What Does The Following Nasal Test Result Indicate?
Complete opacification of the right frontal sinus and right frontal ethmoidal recess. This is secondary to mucosal thickening.
Mild mucosal thickening within the left frontal sinus.
High riding anterior ethmoid air cell on the left containing a mucosal retention cyst or polyp.
Postsurgical changes.
Completely opacified left-sided ethmoid air cell containing fluid or mucosal thickening. There is dehiscence involving the superior wall of this ethmoid air cell, with questionable communication with CSF.
The left middle turbinate partially extends into the left antral window. Rounded focus of soft tissue within the right maxillary antrum suggesting a polyp or mucosal retention cyst.
Mild nasal septal deviation toward the right. Hypertrophy of the middle and inferior turbinates bilaterally. This results in mild to moderate narrowing of the nasal cavity.
Chronic sinusitis
Detailed Answer:
Hi
Welcome to HealthcareMagic and thanks for putting up the query
The CT scan report says there is sinusitis. There is mucosal thickening in all the paranasal sinuses I.e infection in the sinuses. The frontal sinuses are located in forehead. They is complete opacification means they are completely filled with mucosa. The mucosal thickness is to the extent that it has extended to the nasal cavity forming polyps I.e. mucosal mass in nose. The patient might have undergone some surgery in the past that is suggested by the mild dehisence in the roof of nasal cavity. There is mucosal thickening in the maxillary sinuses also which lie in the region of cheeks.
The nasal bone is turned more to one side I.e. deviated nasal septum causing narrowed cavity. The nasal mucosa has also hypertrophic I.e. increased in thickness.

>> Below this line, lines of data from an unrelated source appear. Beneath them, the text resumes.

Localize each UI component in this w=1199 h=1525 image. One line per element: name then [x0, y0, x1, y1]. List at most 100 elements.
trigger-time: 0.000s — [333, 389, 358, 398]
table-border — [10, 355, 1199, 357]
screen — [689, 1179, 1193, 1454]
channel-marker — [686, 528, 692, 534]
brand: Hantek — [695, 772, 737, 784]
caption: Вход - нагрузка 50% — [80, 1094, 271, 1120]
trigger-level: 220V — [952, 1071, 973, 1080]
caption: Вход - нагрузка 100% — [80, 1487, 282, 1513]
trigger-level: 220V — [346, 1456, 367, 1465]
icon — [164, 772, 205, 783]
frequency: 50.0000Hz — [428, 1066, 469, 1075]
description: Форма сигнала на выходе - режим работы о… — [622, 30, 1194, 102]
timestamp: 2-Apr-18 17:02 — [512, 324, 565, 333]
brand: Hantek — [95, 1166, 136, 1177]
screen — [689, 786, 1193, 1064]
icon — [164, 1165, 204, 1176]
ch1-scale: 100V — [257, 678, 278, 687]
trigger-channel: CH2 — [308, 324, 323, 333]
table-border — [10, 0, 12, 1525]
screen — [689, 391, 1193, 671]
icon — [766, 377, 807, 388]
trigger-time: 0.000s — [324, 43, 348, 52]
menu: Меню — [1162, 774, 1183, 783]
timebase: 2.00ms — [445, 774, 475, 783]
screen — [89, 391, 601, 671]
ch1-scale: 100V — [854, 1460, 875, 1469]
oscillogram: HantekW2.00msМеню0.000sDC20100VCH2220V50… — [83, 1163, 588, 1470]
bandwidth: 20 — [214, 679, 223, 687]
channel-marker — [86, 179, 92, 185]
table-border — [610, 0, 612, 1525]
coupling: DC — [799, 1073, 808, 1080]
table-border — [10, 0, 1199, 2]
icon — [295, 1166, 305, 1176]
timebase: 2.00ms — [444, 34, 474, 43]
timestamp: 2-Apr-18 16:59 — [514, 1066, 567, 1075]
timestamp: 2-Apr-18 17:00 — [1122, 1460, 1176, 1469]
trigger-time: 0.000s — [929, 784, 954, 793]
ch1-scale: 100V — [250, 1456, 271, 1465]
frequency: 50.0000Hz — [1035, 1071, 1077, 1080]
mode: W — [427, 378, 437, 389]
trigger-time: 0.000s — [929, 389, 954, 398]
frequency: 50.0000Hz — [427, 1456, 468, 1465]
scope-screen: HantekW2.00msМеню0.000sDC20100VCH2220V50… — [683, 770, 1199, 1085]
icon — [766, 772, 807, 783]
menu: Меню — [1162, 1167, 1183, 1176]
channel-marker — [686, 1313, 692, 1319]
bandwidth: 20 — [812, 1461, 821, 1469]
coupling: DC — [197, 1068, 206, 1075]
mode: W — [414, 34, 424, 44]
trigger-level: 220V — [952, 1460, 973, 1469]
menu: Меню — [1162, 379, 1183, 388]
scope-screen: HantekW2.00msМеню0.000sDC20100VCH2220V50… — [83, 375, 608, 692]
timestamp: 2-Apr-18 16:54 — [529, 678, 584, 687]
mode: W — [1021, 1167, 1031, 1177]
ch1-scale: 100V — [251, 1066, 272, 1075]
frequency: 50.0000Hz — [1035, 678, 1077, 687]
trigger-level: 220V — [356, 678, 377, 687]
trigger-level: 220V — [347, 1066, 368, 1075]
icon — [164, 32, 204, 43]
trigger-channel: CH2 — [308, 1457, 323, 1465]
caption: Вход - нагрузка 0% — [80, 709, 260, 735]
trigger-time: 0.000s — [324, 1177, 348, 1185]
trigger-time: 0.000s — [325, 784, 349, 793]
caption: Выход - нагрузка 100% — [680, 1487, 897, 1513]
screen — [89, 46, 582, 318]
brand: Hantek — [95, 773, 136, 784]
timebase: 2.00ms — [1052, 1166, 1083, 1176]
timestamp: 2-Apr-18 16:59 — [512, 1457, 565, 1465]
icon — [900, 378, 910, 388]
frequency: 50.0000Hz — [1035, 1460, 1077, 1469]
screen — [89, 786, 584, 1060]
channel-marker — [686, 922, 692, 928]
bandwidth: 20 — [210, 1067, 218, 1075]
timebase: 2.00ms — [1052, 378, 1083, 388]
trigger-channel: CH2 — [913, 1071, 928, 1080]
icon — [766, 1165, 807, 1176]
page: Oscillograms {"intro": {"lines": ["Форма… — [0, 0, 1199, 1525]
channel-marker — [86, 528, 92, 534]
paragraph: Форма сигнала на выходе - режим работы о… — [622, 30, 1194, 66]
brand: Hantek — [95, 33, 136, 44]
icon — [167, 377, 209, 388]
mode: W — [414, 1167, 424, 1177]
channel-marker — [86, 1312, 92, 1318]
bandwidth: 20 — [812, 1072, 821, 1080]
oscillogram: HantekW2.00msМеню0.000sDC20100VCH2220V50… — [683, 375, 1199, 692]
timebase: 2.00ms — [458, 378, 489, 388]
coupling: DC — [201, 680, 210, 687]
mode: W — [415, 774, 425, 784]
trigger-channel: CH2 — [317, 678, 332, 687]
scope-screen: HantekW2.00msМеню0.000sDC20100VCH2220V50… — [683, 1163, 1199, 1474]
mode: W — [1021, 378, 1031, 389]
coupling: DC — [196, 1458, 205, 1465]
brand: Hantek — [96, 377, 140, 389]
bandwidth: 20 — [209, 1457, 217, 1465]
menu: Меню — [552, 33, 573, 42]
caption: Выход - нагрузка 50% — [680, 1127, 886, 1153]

Any further questions are always welcome.
Take care
Thanks and regards
Chronic sinusitis
Detailed Answer:
Hi
Thanks for the follow up query.
yes another FESS is recommended in your case as the disease is already involving all the sinuses. CSF communication means a break in the bony separation but this can happen during FESS surgery and no treatment is required unless CSF rhinorrhoea is there. This point has to be kept in mind by the surgeon during repeat surgery. If any impending CSF rhinnorhoea is there it can be repaired simultaneously.
You are always welcome with any further questions.